I just want to get this dealt with whatever it takes so I can get on with figuring out the next step in my healing.

Brief Update

My computer has some sort of virus and hasn't been working. For some reason it is working now but it's shaky and I'm expecting it to go out again.

I had the ultrasound Weds and am awaiting a call back from the doctor. The tech said my gallbladder, liver, pancreas, and kidneys looked fine. It doesn't make sense. It hurt when she scanned the gallbladder area. I said "that must be my gallbladder because that hurts.

For some reason I wake up every morning around 5am filled with anxiety. It's very strange and seems to be physiological. My heart is racing etc....I'm not sure what's going on with that.

No news from the WPI. They have been very silent lately which makes me a bit nervous. I wonder what has changed from all the news to silence. I was going to donate some money but have decided to hold off until I learn more info. I'm beginning to wonder if the XMRV was a bit hyped up.

Monday, December 7, 2009

Gallbladder Woes?

It is quite cold outside which means it's also cold inside. The insulation in this place is quite poor so in the Winter I'm holed up in the bedroom with a heater. It's too expensive to heat the rest of the place so when I leave the bedroom its as if I'm leaving to go outside. I have to bundle up. I'm grateful for a warm bedroom though.

Last Monday I had the procedure done on my toenails where the podiatrist removed part of the nail down to the quick and then put a solution on them that would prevent the nail from growing back. It's strange that is was almost a year to the day that I had the same procedure done. At one point the doctor was giving me a shot between my toes. It hurt. I found myself thinking "he is not giving me a shot between my toes" and "isn't that what they do to torture people?" I didn't remember it being as painful last year. The rest of the procedure was a breeze. So far they are healing nicely and I find myself feeling proud of them. At least something in my body is going right (knocking on wood).

I did crash from it and spent the rest of the week in bed. It's been only today that I've been up and about a little more.

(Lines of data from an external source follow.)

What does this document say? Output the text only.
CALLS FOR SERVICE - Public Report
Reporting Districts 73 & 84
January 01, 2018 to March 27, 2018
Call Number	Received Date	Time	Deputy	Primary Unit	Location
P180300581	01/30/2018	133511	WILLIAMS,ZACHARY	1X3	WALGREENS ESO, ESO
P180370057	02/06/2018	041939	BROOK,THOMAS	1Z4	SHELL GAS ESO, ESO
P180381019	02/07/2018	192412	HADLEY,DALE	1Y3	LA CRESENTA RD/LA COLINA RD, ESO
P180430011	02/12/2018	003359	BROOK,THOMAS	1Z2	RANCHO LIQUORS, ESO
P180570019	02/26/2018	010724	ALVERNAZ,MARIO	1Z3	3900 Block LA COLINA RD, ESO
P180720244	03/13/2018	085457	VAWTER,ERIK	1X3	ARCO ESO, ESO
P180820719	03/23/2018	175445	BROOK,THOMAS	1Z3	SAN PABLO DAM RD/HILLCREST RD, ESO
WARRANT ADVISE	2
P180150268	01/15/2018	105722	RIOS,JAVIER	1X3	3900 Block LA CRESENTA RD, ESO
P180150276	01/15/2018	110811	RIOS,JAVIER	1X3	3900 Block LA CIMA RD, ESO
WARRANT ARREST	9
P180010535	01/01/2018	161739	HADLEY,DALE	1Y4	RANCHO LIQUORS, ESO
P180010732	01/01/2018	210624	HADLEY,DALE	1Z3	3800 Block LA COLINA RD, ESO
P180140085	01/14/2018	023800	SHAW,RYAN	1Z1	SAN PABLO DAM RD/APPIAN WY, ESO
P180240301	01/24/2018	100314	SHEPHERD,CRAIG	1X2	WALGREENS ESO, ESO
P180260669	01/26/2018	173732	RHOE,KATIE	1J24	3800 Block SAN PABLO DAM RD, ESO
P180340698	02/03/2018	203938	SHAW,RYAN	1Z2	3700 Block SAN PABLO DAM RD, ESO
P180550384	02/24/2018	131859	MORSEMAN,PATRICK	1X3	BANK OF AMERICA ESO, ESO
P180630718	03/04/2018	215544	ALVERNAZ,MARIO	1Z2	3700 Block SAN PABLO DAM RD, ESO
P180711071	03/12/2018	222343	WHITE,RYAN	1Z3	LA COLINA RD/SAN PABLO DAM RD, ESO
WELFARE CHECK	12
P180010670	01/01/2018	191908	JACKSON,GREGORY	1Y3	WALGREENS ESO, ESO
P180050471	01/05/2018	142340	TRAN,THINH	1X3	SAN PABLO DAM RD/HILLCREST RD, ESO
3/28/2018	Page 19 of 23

But it seems that my gallbladder problems have worsened. I don't know for sure that it is my gallbladder. I've stopped eating anything with any fat in it for the past week and today it seems a little spasm was triggered just by drinking water so I've basically stopped eating. Thankfully I'll see a doctor tomorrow. Hopefully she'll order tests right away so I can find out for certain what is going on. I've been stressed at the prospect of possibly having to have another surgery. I keep trying to find that inner place of knowing everything will be okay but find I have all these thought of what could go wrong. I worry about the POTS, my adrenal functioning, etc....It seems that the secondary complications of having this disease never end.

I've been feeling a lot of anxiety in the early morning hours. That's when I have all the worst case scenarios play out. I'm utilizing the amygdala retraining techniques to combat them. I need to watch the video again to remind me. It does help though not a cure.

I'm grateful that some neurological symptoms I was struggling with a few weeks ago have eased up. I'm not having the vertigo feeling or the sensation that I'm on the verge of a seizure. Nor am I having the nausea thank goodness.

Now its just the gallbladder, liver, pancrea section that is really troubling me (along with my regular disease). I'm a little nervous about getting weighed tomorrow. I think I've lost maybe 25 pounds now? I know that weight gain and loss are part of this disease but I can't get my mom's words out of my head. A couple weeks before her diagnosis of stage IV cancer she remarked at having lost 26 pounds. I remember her saying "I've lost 26 pounds now! Whatever I have I'm glad I'm losing weight!" She said it with pride but I could also hear the concern in her voice. She'd been on weight watchers but the 26 pounds was lost in a very short period of time.

Has anyone had their gallbladder out or had chronic pancreatitis? Any tips or suggestions?